Ethelwashere1 Thu 14-Apr-22 21:37:43

madeline45 I love your post so not feeling sorry for yourself. It puts me to shame. Well done. Hope you go on enjoying life for many years yet c

Gwenisgreat1 Thu 14-Apr-22 22:39:36

At the beginning of May I shall be 78. Yes, I can get quite morose about death and how my end will be.Most of the time inside me is about 55, the outside tells a different tale. This year I shall probably be having an operation, but only if the surgeon is confident about it. My main fear is being a living cabbage, as such I shall have DNR in my notes.

nadateturbe Thu 14-Apr-22 22:50:57

Madeleine45 you are an inspiration.

I too think about dying, how it will happen as well as not being alive any longer. I feel sad that I won't be there to see my children and grandchildren. That makes me very sad.
I believe in God and that helps. But I am only human.
I try not to think about it too much because there's no point. It won't change anything.
I think of how lucky I have been to live to this age and to have had all the wonderful times with all my family. Many people aren't so lucky. And just try to make the most of each day.
MooMoo I'm sorry you find it so difficult. I think talking to someone about your fears might help.

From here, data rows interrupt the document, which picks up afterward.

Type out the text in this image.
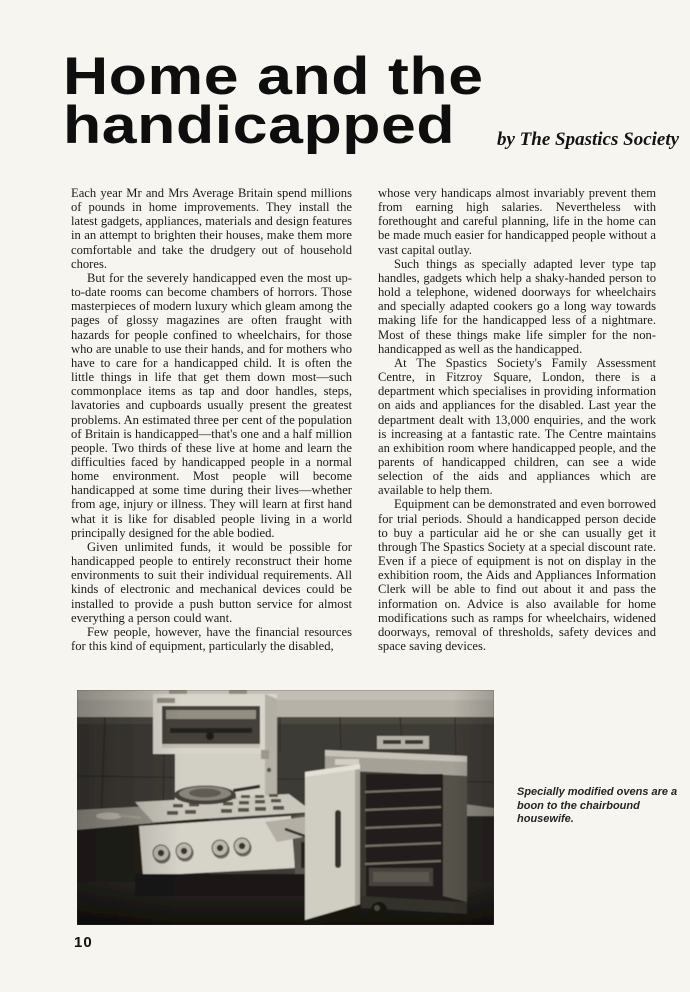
Home and the
handicapped	by The Spastics Society

Each year Mr and Mrs Average Britain spend millions of pounds in home improvements. They install the latest gadgets, appliances, materials and design features in an attempt to brighten their houses, make them more comfortable and take the drudgery out of household chores.

But for the severely handicapped even the most up-to-date rooms can become chambers of horrors. Those masterpieces of modern luxury which gleam among the pages of glossy magazines are often fraught with hazards for people confined to wheelchairs, for those who are unable to use their hands, and for mothers who have to care for a handicapped child. It is often the little things in life that get them down most—such commonplace items as tap and door handles, steps, lavatories and cupboards usually present the greatest problems. An estimated three per cent of the population of Britain is handicapped—that's one and a half million people. Two thirds of these live at home and learn the difficulties faced by handicapped people in a normal home environment. Most people will become handicapped at some time during their lives—whether from age, injury or illness. They will learn at first hand what it is like for disabled people living in a world principally designed for the able bodied.

Given unlimited funds, it would be possible for handicapped people to entirely reconstruct their home environments to suit their individual requirements. All kinds of electronic and mechanical devices could be installed to provide a push button service for almost everything a person could want.

Few people, however, have the financial resources for this kind of equipment, particularly the disabled,

whose very handicaps almost invariably prevent them from earning high salaries. Nevertheless with forethought and careful planning, life in the home can be made much easier for handicapped people without a vast capital outlay.

Such things as specially adapted lever type tap handles, gadgets which help a shaky-handed person to hold a telephone, widened doorways for wheelchairs and specially adapted cookers go a long way towards making life for the handicapped less of a nightmare. Most of these things make life simpler for the non-handicapped as well as the handicapped.

At The Spastics Society's Family Assessment Centre, in Fitzroy Square, London, there is a department which specialises in providing information on aids and appliances for the disabled. Last year the department dealt with 13,000 enquiries, and the work is increasing at a fantastic rate. The Centre maintains an exhibition room where handicapped people, and the parents of handicapped children, can see a wide selection of the aids and appliances which are available to help them.

Equipment can be demonstrated and even borrowed for trial periods. Should a handicapped person decide to buy a particular aid he or she can usually get it through The Spastics Society at a special discount rate. Even if a piece of equipment is not on display in the exhibition room, the Aids and Appliances Information Clerk will be able to find out about it and pass the information on. Advice is also available for home modifications such as ramps for wheelchairs, widened doorways, removal of thresholds, safety devices and space saving devices.

Specially modified ovens are a boon to the chairbound housewife.
10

Shinamae Thu 14-Apr-22 22:54:18

Bijou

I shall be 99 next month. Lost my beloved husband 34 years ago. Have been alone since. Travelled abroad alone until my early 80s. Live alone with an hour’s help each morning Do my own cooking. Had cancer twice, Mobility problems because of osteoarthritis in knees.

??????

grannyactivist Thu 14-Apr-22 23:29:19

I’ll be 70 next year and have been seriously ill several times.

What I have noticed this year is that my husband (he’s ten years younger than me) and my children are being more intentional about spending time with me because we’re all aware that the clock is ticking. We’re fairly pragmatic and know that death comes to us all, so I think it’s a consideration, but not a worry. (Although I just discovered that my daughter was inconsolable during my recent hospital visit, so that’s not to say I won’t be missed - my family are all very fond of me.)

I would like to live long enough to see my youngest child married and my children’s families complete. I’ve talked to my grandsons aged 12 and 9 and discussed with them what they will tell the younger grandchildren about me, if they grow up without knowing me. The eldest child said he’d tell them that I was great at reading stories and poems, baking cakes and giving the best hugs. The younger one said he’d tell them I discovered lots of things about our family history and I had good rules to help good behaviour. “Oh yes, and I’ll tell them granny listens properly when you tell her stuff.”

As an epitaph, that’ll do for me. ?

GreenGran78 Thu 14-Apr-22 23:42:34

I'm 82, and lucky to be in pretty good health. I've slowed down a bit, mainly due to Covid, I think.
I live alone since my DH died 6 years ago, but have a son and daughter living nearby who give the odd helping hand, if required. I'm currently visiting my other 3 'children' in Australia, having travelled alone, and hope it won't be my last trip over. Only time will tell if I remain fit enough.
Like most of the other posters it's not the thought of dying that bothers me, but the manner of it. I also dread the thought of being dependent, and especially developing dementia. My plan is to just drop in my tracks, one day.
Keeping active and mixing with people of all ages, singing in a choir helps to keep me going, I think.